Until the late 1970s, China's communist regime allowed very few students to attend foreign universities and colleges each year. Times have changed. In fall 2007, some 650 students from China were enrolled at BU, the largest bloc of the University's almost 5,000 international students. And this winter, the newly formed Boston University Alumni Association of China (BUAAC) held its first meeting, and in a powerful statement of connection and loyalty, pledged $1 million to the University. It is the first such collective gift of this size in BU's history.
President Robert A. Brown, in his first visit to China as head of the University, celebrated the gift at the Beijing networking event in January that served as the BUAAC's launch ceremony. Dubbed BU Meets China: An Alumni Celebration and Global Investment Forum, the gathering was the first worldwide business event for the entire BU alumni community. It drew hundreds of alumni from eleven countries, mainly in Asia.
Brown, who gave the keynote address and presented the BUAAC with an official banner, says he's "excited by the commitment and leadership of our alumni in China who chose to launch the formal presence of Boston University in China with such a bang.
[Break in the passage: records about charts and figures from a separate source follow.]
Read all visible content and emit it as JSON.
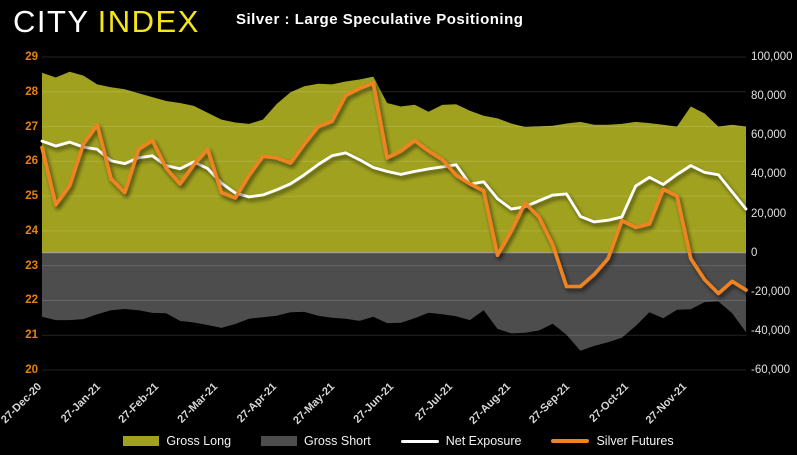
{
  "header": {
    "logo": {
      "part1": "CITY",
      "part2": "INDEX",
      "part1_color": "#ffffff",
      "part2_color": "#f5e616"
    }
  },
  "chart_data": {
    "type": "area+line combo, dual axis, weekly",
    "title": "Silver : Large Speculative Positioning",
    "points": 52,
    "left_axis": {
      "min": 20,
      "max": 29,
      "step": 1,
      "label_color": "#e8820e"
    },
    "right_axis": {
      "min": -60000,
      "max": 100000,
      "step": 20000,
      "label_color": "#e0e0e0"
    },
    "grid": "horizontal gridlines at each left-axis integer, highlighted zero line on right axis",
    "legend_position": "bottom-center",
    "x_month_ticks": [
      {
        "label": "27-Dec-20",
        "week": 0
      },
      {
        "label": "27-Jan-21",
        "week": 4.25
      },
      {
        "label": "27-Feb-21",
        "week": 8.5
      },
      {
        "label": "27-Mar-21",
        "week": 12.75
      },
      {
        "label": "27-Apr-21",
        "week": 17
      },
      {
        "label": "27-May-21",
        "week": 21.25
      },
      {
        "label": "27-Jun-21",
        "week": 25.5
      },
      {
        "label": "27-Jul-21",
        "week": 29.75
      },
      {
        "label": "27-Aug-21",
        "week": 34
      },
      {
        "label": "27-Sep-21",
        "week": 38.25
      },
      {
        "label": "27-Oct-21",
        "week": 42.5
      },
      {
        "label": "27-Nov-21",
        "week": 46.75
      }
    ],
    "series": [
      {
        "name": "Gross Long",
        "type": "area",
        "axis": "right",
        "color": "#a0a21f",
        "values": [
          92000,
          89500,
          92500,
          90500,
          86000,
          84500,
          83500,
          81500,
          79500,
          77500,
          76500,
          75000,
          71500,
          68000,
          66500,
          65800,
          68000,
          76000,
          82000,
          85000,
          86300,
          86000,
          87500,
          88500,
          90000,
          76500,
          74700,
          75600,
          72000,
          75500,
          75800,
          72500,
          70000,
          68600,
          66000,
          64200,
          64500,
          64900,
          66000,
          66800,
          65400,
          65400,
          65800,
          66800,
          66200,
          65400,
          64400,
          74700,
          71100,
          64400,
          65400,
          64400
        ]
      },
      {
        "name": "Gross Short",
        "type": "area",
        "axis": "right",
        "color": "#4d4d4d",
        "values": [
          -32800,
          -34500,
          -34500,
          -34000,
          -31500,
          -29500,
          -28800,
          -29500,
          -30800,
          -31000,
          -34900,
          -35700,
          -37000,
          -38500,
          -36500,
          -33800,
          -33000,
          -32300,
          -30500,
          -30300,
          -32300,
          -33300,
          -33800,
          -34900,
          -32800,
          -36000,
          -35800,
          -33500,
          -30700,
          -31500,
          -32500,
          -34500,
          -29500,
          -39000,
          -41300,
          -41000,
          -39800,
          -36400,
          -42000,
          -50200,
          -47700,
          -45800,
          -43500,
          -37500,
          -30500,
          -33500,
          -29200,
          -28900,
          -25300,
          -25000,
          -31000,
          -40700
        ]
      },
      {
        "name": "Net Exposure",
        "type": "line",
        "axis": "right",
        "color": "#ffffff",
        "values": [
          57000,
          54500,
          56500,
          54000,
          52800,
          47000,
          45500,
          48500,
          49500,
          44500,
          42900,
          46400,
          43000,
          35500,
          30500,
          28500,
          29500,
          32100,
          35200,
          39800,
          45000,
          49500,
          51000,
          47500,
          43500,
          41500,
          40000,
          41500,
          42800,
          43800,
          44900,
          35000,
          36200,
          27500,
          22300,
          23500,
          26500,
          29400,
          30000,
          18500,
          15700,
          16600,
          18200,
          34000,
          38500,
          34800,
          40000,
          44500,
          41000,
          39800,
          31000,
          22300
        ]
      },
      {
        "name": "Silver Futures",
        "type": "line",
        "axis": "left",
        "color": "#ef8322",
        "values": [
          26.4,
          24.75,
          25.3,
          26.5,
          27.05,
          25.5,
          25.1,
          26.35,
          26.6,
          25.8,
          25.35,
          25.9,
          26.35,
          25.1,
          24.95,
          25.6,
          26.15,
          26.1,
          25.95,
          26.5,
          27.0,
          27.15,
          27.9,
          28.1,
          28.25,
          26.1,
          26.3,
          26.6,
          26.3,
          26.05,
          25.6,
          25.35,
          25.15,
          23.3,
          24.0,
          24.8,
          24.4,
          23.6,
          22.4,
          22.4,
          22.75,
          23.2,
          24.3,
          24.1,
          24.2,
          25.2,
          25.0,
          23.2,
          22.6,
          22.2,
          22.55,
          22.3
        ]
      }
    ]
  }
}
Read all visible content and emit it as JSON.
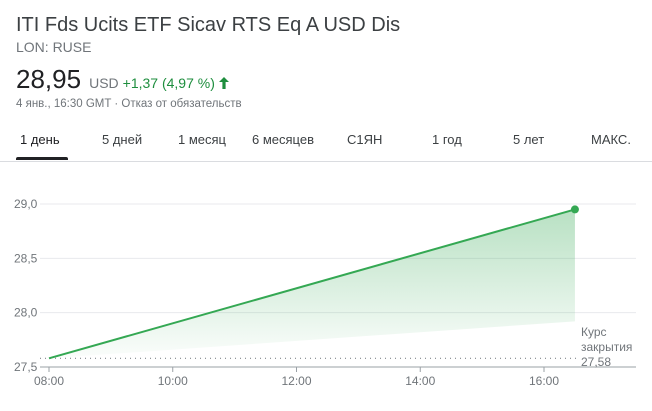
{
  "header": {
    "title": "ITI Fds Ucits ETF Sicav RTS Eq A USD Dis",
    "ticker": "LON: RUSE",
    "price": "28,95",
    "currency": "USD",
    "change": "+1,37 (4,97 %)",
    "meta": "4 янв., 16:30 GMT · Отказ от обязательств"
  },
  "tabs": [
    {
      "label": "1 день",
      "active": true
    },
    {
      "label": "5 дней"
    },
    {
      "label": "1 месяц"
    },
    {
      "label": "6 месяцев"
    },
    {
      "label": "С1ЯН"
    },
    {
      "label": "1 год"
    },
    {
      "label": "5 лет"
    },
    {
      "label": "МАКС."
    }
  ],
  "colors": {
    "line": "#34a853",
    "positive": "#1e8e3e"
  },
  "chart_data": {
    "type": "area",
    "x": [
      "08:00",
      "16:30"
    ],
    "y": [
      27.58,
      28.95
    ],
    "xticks": [
      "08:00",
      "10:00",
      "12:00",
      "14:00",
      "16:00"
    ],
    "yticks": [
      "27,5",
      "28,0",
      "28,5",
      "29,0"
    ],
    "ylim": [
      27.5,
      29.0
    ],
    "reference_line": {
      "value": 27.58,
      "label": [
        "Курс",
        "закрытия",
        "27,58"
      ]
    },
    "grid": true
  }
}
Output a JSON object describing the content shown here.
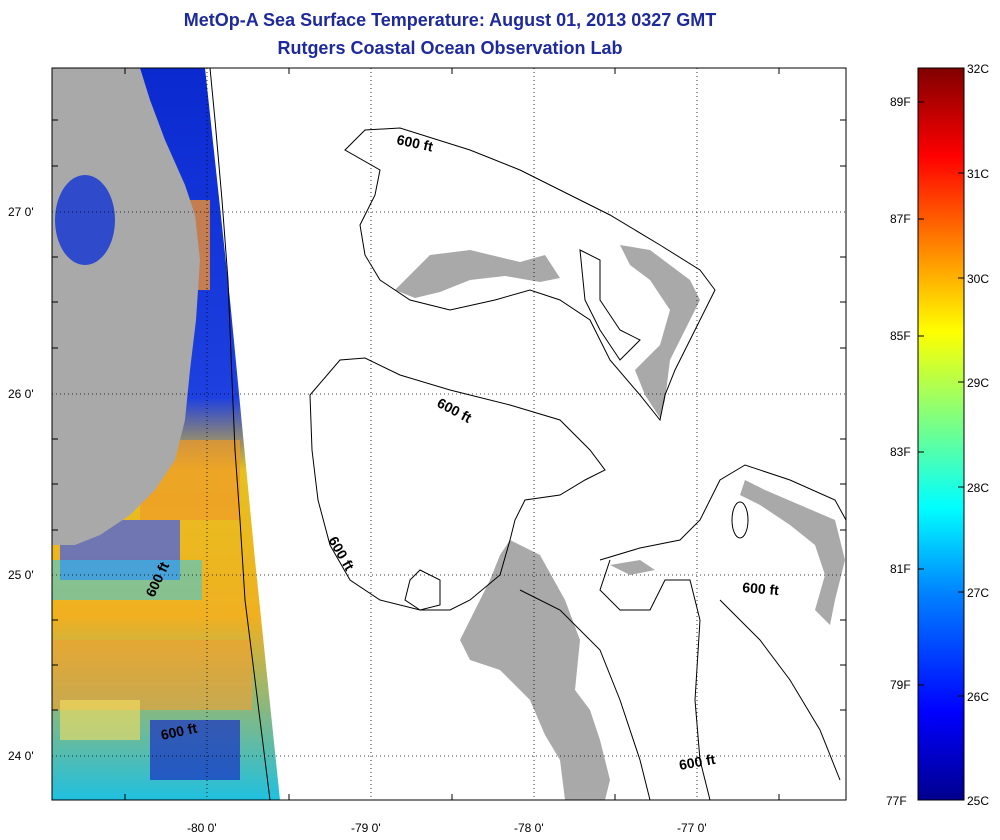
{
  "title": "MetOp-A Sea Surface Temperature:  August 01, 2013 0327 GMT",
  "subtitle": "Rutgers Coastal Ocean Observation Lab",
  "axes": {
    "lat_ticks": [
      "27 0'",
      "26 0'",
      "25 0'",
      "24 0'"
    ],
    "lon_ticks": [
      "-80 0'",
      "-79 0'",
      "-78 0'",
      "-77 0'"
    ]
  },
  "contours": {
    "label": "600 ft"
  },
  "colorbar": {
    "celsius": [
      "32C",
      "31C",
      "30C",
      "29C",
      "28C",
      "27C",
      "26C",
      "25C"
    ],
    "fahrenheit": [
      "89F",
      "87F",
      "85F",
      "83F",
      "81F",
      "79F",
      "77F"
    ],
    "colors": [
      "#00008f",
      "#0000ff",
      "#0080ff",
      "#00ffff",
      "#80ff80",
      "#ffff00",
      "#ff8000",
      "#ff0000",
      "#800000"
    ]
  },
  "colors": {
    "land": "#a9a9a9",
    "title": "#1e2a9c"
  }
}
Their energy is symbolic of the entrepreneurism that exists there today."
The driving force behind both the BUAAC and the global investment forum is Hugo Shong (COM'87, GRS'92), president of IDG China, chairman of China Venture Capital Association, and a University trustee.
"There are almost 600 BU alumni working in China and doing quite well in their fields and in terms of wealth," says Shong, BUAAC president. "So I came up with this idea to make a pledge of $1 million in five years. Everyone was very excited. We thought it would be a good gift to Bob and to BU, because we all got a lot of benefit from our education at Boston University."
Steve Karbank (CAS'79), president of the BU Alumni Council, describes the Beijing event as electric. "Many alumni stood and talked about the impact that BU had on them, which, in many cases, was deeply moving," he recalls.
"The money is for Bob's disposal," Shong says. "The only requirement is that it must be China-related – for programs related to China, or to sponsor scholars from China, or to send BU scholars to do fieldwork in China. We don't know what kind of challenges exist or what areas Bob wants BU to improve regarding its China program."
The University has two exchange programs with China – at Beijing's Tsinghua University and at Fudan University in Shanghai – and recently signed an agreement with the Chinese Academy of Social Sciences in Beijing for a faculty exchange. An intensive summer language program at the Beijing Institute of Education is also offered.